Already, 60 million Americans know that moment of euphoria that comes with getting a first dose. And more than 30 million are fully protected — a figure that has just overtaken the total number of US Covid-19 cases.
The White House had been under growing pressure to offer some guidance to Americans about how their lives can change when they are vaccinated.
The announcement on Monday could have an important public health impact in itself.
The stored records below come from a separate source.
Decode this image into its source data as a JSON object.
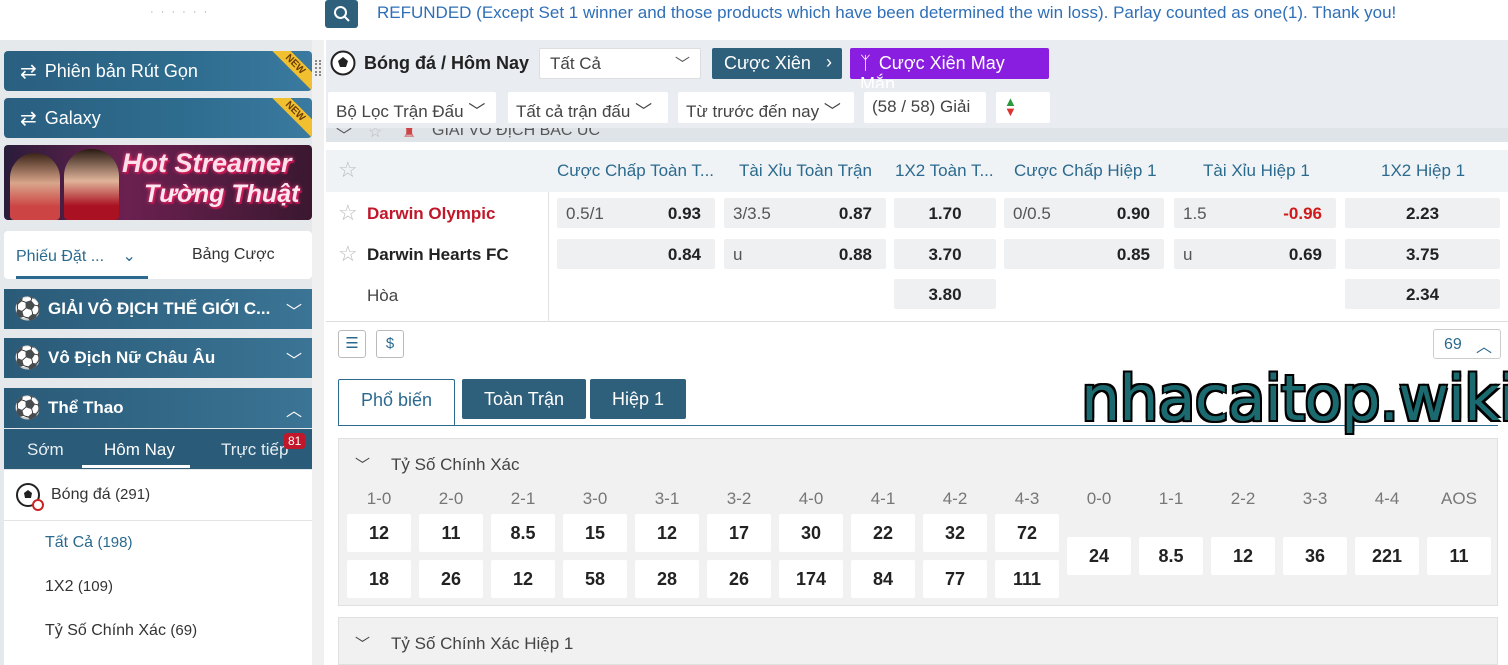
{
  "notice": {
    "text": "REFUNDED (Except Set 1 winner and those products which have been determined the win loss). Parlay counted as one(1). Thank you!"
  },
  "sidebar": {
    "banners": [
      {
        "label": "Phiên bản Rút Gọn",
        "tag": "NEW"
      },
      {
        "label": "Galaxy",
        "tag": "NEW"
      }
    ],
    "hot_banner": {
      "line1": "Hot Streamer",
      "line2": "Tường Thuật"
    },
    "bet_tabs": {
      "slip": "Phiếu Đặt ...",
      "list": "Bảng Cược"
    },
    "sections": [
      {
        "label": "GIẢI VÔ ĐỊCH THẾ GIỚI C..."
      },
      {
        "label": "Vô Địch Nữ Châu Âu"
      },
      {
        "label": "Thể Thao"
      }
    ],
    "sport_tabs": {
      "early": "Sớm",
      "today": "Hôm Nay",
      "live": "Trực tiếp",
      "live_count": "81"
    },
    "sport": {
      "name": "Bóng đá",
      "count": "(291)"
    },
    "items": [
      {
        "name": "Tất Cả",
        "count": "(198)"
      },
      {
        "name": "1X2",
        "count": "(109)"
      },
      {
        "name": "Tỷ Số Chính Xác",
        "count": "(69)"
      }
    ]
  },
  "header": {
    "title": "Bóng đá / Hôm Nay",
    "select_value": "Tất Cả",
    "parlay": "Cược Xiên",
    "lucky": "Cược Xiên May Mắn"
  },
  "filters": {
    "match_filter": "Bộ Lọc Trận Đấu",
    "all_matches": "Tất cả trận đấu",
    "time_range": "Từ trước đến nay",
    "league_count": "(58 / 58) Giải"
  },
  "league": {
    "name": "GIẢI VÔ ĐỊCH BẮC ÚC"
  },
  "odds_columns": [
    "Cược Chấp Toàn T...",
    "Tài Xỉu Toàn Trận",
    "1X2 Toàn T...",
    "Cược Chấp Hiệp 1",
    "Tài Xỉu Hiệp 1",
    "1X2 Hiệp 1"
  ],
  "match": {
    "home": "Darwin Olympic",
    "away": "Darwin Hearts FC",
    "draw": "Hòa",
    "home_hdp_line": "0.5/1",
    "home_hdp": "0.93",
    "home_ou_line": "3/3.5",
    "home_ou": "0.87",
    "home_1x2": "1.70",
    "home_h1_hdp_line": "0/0.5",
    "home_h1_hdp": "0.90",
    "home_h1_ou_line": "1.5",
    "home_h1_ou": "-0.96",
    "home_h1_1x2": "2.23",
    "away_hdp": "0.84",
    "away_ou_line": "u",
    "away_ou": "0.88",
    "away_1x2": "3.70",
    "away_h1_hdp": "0.85",
    "away_h1_ou_line": "u",
    "away_h1_ou": "0.69",
    "away_h1_1x2": "3.75",
    "draw_1x2": "3.80",
    "draw_h1_1x2": "2.34"
  },
  "tools": {
    "count": "69"
  },
  "market_tabs": {
    "popular": "Phổ biến",
    "full": "Toàn Trận",
    "half": "Hiệp 1"
  },
  "watermark": "nhacaitop.wiki",
  "correct_score": {
    "title": "Tỷ Số Chính Xác",
    "headers": [
      "1-0",
      "2-0",
      "2-1",
      "3-0",
      "3-1",
      "3-2",
      "4-0",
      "4-1",
      "4-2",
      "4-3",
      "0-0",
      "1-1",
      "2-2",
      "3-3",
      "4-4",
      "AOS"
    ],
    "row1": [
      "12",
      "11",
      "8.5",
      "15",
      "12",
      "17",
      "30",
      "22",
      "32",
      "72"
    ],
    "row2": [
      "18",
      "26",
      "12",
      "58",
      "28",
      "26",
      "174",
      "84",
      "77",
      "111"
    ],
    "draws": [
      "24",
      "8.5",
      "12",
      "36",
      "221",
      "11"
    ]
  },
  "correct_score_h1": {
    "title": "Tỷ Số Chính Xác Hiệp 1"
  }
}
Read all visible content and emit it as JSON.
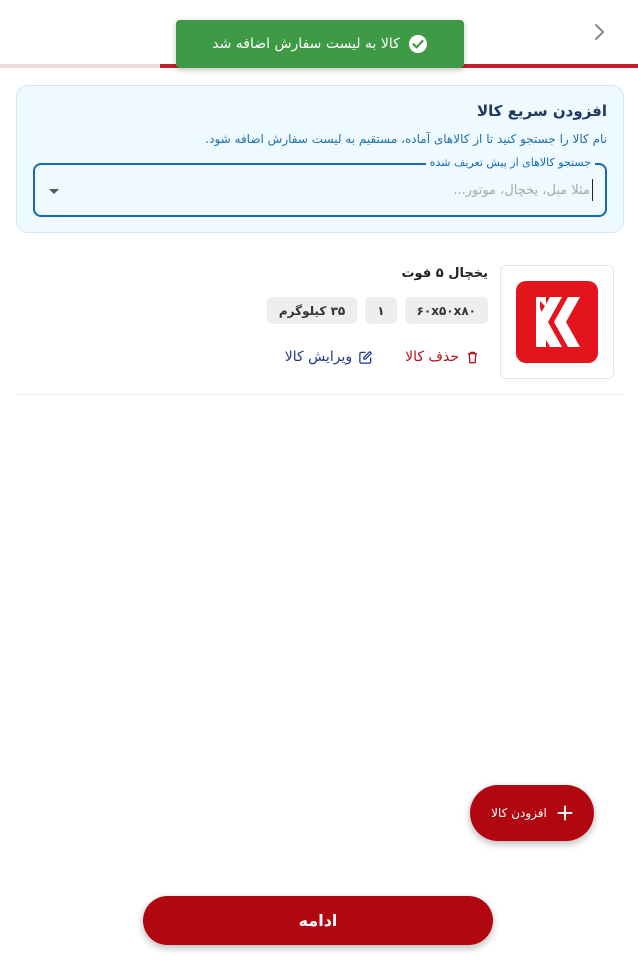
{
  "header": {
    "back_icon": "chevron-right-icon",
    "progress_fraction": 0.75,
    "progress_color": "#c41f2a"
  },
  "toast": {
    "message": "کالا به لیست سفارش اضافه شد",
    "icon": "check-circle-icon",
    "color": "#3e9a44"
  },
  "quick_add": {
    "title": "افزودن سریع کالا",
    "description": "نام کالا را جستجو کنید تا از کالاهای آماده، مستقیم به لیست سفارش اضافه شود.",
    "search_label": "جستجو کالاهای از پیش تعریف شده",
    "search_placeholder": "مثلا مبل، یخچال، موتور..."
  },
  "product": {
    "name": "یخچال ۵ فوت",
    "dimensions": "۶۰x۵۰x۸۰",
    "quantity": "۱",
    "weight": "۳۵ کیلوگرم",
    "delete_label": "حذف کالا",
    "edit_label": "ویرایش کالا"
  },
  "fab": {
    "label": "افزودن کالا"
  },
  "footer": {
    "continue_label": "ادامه"
  },
  "colors": {
    "accent": "#b00710",
    "info_bg": "#eefaff",
    "link": "#1f3a8a"
  }
}
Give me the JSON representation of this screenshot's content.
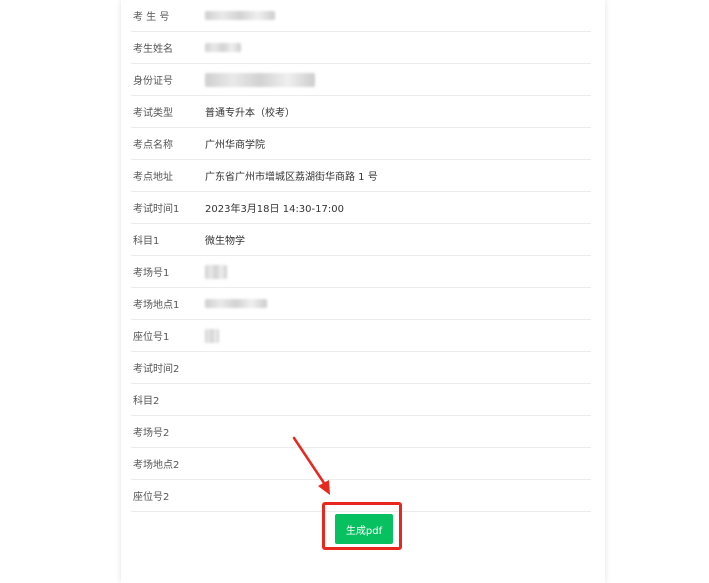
{
  "fields": [
    {
      "label": "考 生 号",
      "value": ""
    },
    {
      "label": "考生姓名",
      "value": ""
    },
    {
      "label": "身份证号",
      "value": ""
    },
    {
      "label": "考试类型",
      "value": "普通专升本（校考）"
    },
    {
      "label": "考点名称",
      "value": "广州华商学院"
    },
    {
      "label": "考点地址",
      "value": "广东省广州市增城区荔湖街华商路 1 号"
    },
    {
      "label": "考试时间1",
      "value": "2023年3月18日 14:30-17:00"
    },
    {
      "label": "科目1",
      "value": "微生物学"
    },
    {
      "label": "考场号1",
      "value": ""
    },
    {
      "label": "考场地点1",
      "value": ""
    },
    {
      "label": "座位号1",
      "value": ""
    },
    {
      "label": "考试时间2",
      "value": ""
    },
    {
      "label": "科目2",
      "value": ""
    },
    {
      "label": "考场号2",
      "value": ""
    },
    {
      "label": "考场地点2",
      "value": ""
    },
    {
      "label": "座位号2",
      "value": ""
    }
  ],
  "actions": {
    "generate_pdf_label": "生成pdf"
  },
  "colors": {
    "button": "#07c160",
    "highlight": "#e8281e"
  }
}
To the majority of Americans who are still waiting, the glimpse of post-vaccination liberation could offer a new incentive to buckle down with social distancing and masking for just a few months longer.
Talk of returning freedoms could also encourage vaccine skeptics to step forward to help create the herd immunity in the population needed to stop Covid-19 spreading.
A tragic fact
The proven promise of vaccines and the accelerating pace that they are going into American arms — at a rate of about 2 million or more a day — offers something like the prospect of a normal summer.
But it also brings a more poignant realization.
People who get sick and die in the coming weeks will have been within touching distance of a vaccine that could have saved their lives.
“There is so much that’s critical riding on the next two months,” CDC director Dr. Rochelle Walensky said Monday. “How quickly we will vaccinate versus whether we will have another surge really relies on what happens in March and April.”
That equation between vaccination and a viral surge is what makes public health experts so horrified that more and more states are moving to lift masking mandates and are throwing businesses open. After Texas and Mississippi announced that step last week, another Republican bastion, Wyoming, announced it would lift its mask mandate and open bars, gyms and restaurants.
There are also growing concerns about the impact of spring break in Florida, where the more contagious variant of Covid-19 first found in the UK is multiplying at a rapid rate and could seed new outbreaks countrywide when partying youngsters return home.
America’s top infectious disease expert, Dr. Anthony Fauci, said Monday that the current rates of infection were far higher than levels at which it was wise to start lifting restrictions.
“The good news is that it was coming down. The sobering news is that it’s starting to plateau a bit,” Fauci told a National League of Cities Conference. “The history with this virus has told us when you start to plateau at a level as high as this, which is about 60 to 70,000 cases a day, that you are by no means out of the woods.”
Not free to move about the country
Despite the continued danger of a new pandemic surge, the travel guidance offered by the CDC puzzled some experienced medical experts.
Dr. Leana Wen, a former Baltimore health commissioner, told CNN’s Brooke Baldwin that the advice defied common sense, since it was inconsistent with other recommendations on who vaccinated Americans could see.
“I actually would go further and say that people who are fully vaccinated should be able to travel — should be encouraged to travel, and that’s one of those incentives that we can give as a way for restoring freedoms, that you now are able to travel and go visit your loved ones and go to museums and cultural institutions once you’re fully vaccinated,” Wen said.
Dr. Jonathan Reiner, a renowned heart surgeon and professor at George Washington University, agreed that the guidance on travel was too restrictive.
“I think they really haven’t gone far enough,” Reiner told CNN’s Erin Burnett, while suggesting that the CDC was worried about sending a message that might convince non-vaccinated Americans to start taking to the skies.
But earlier, Walensky had explained the rationale behind the CDC’s caution.
“Every time there’s a surge in travel, we have a surge in cases in this country,” she said.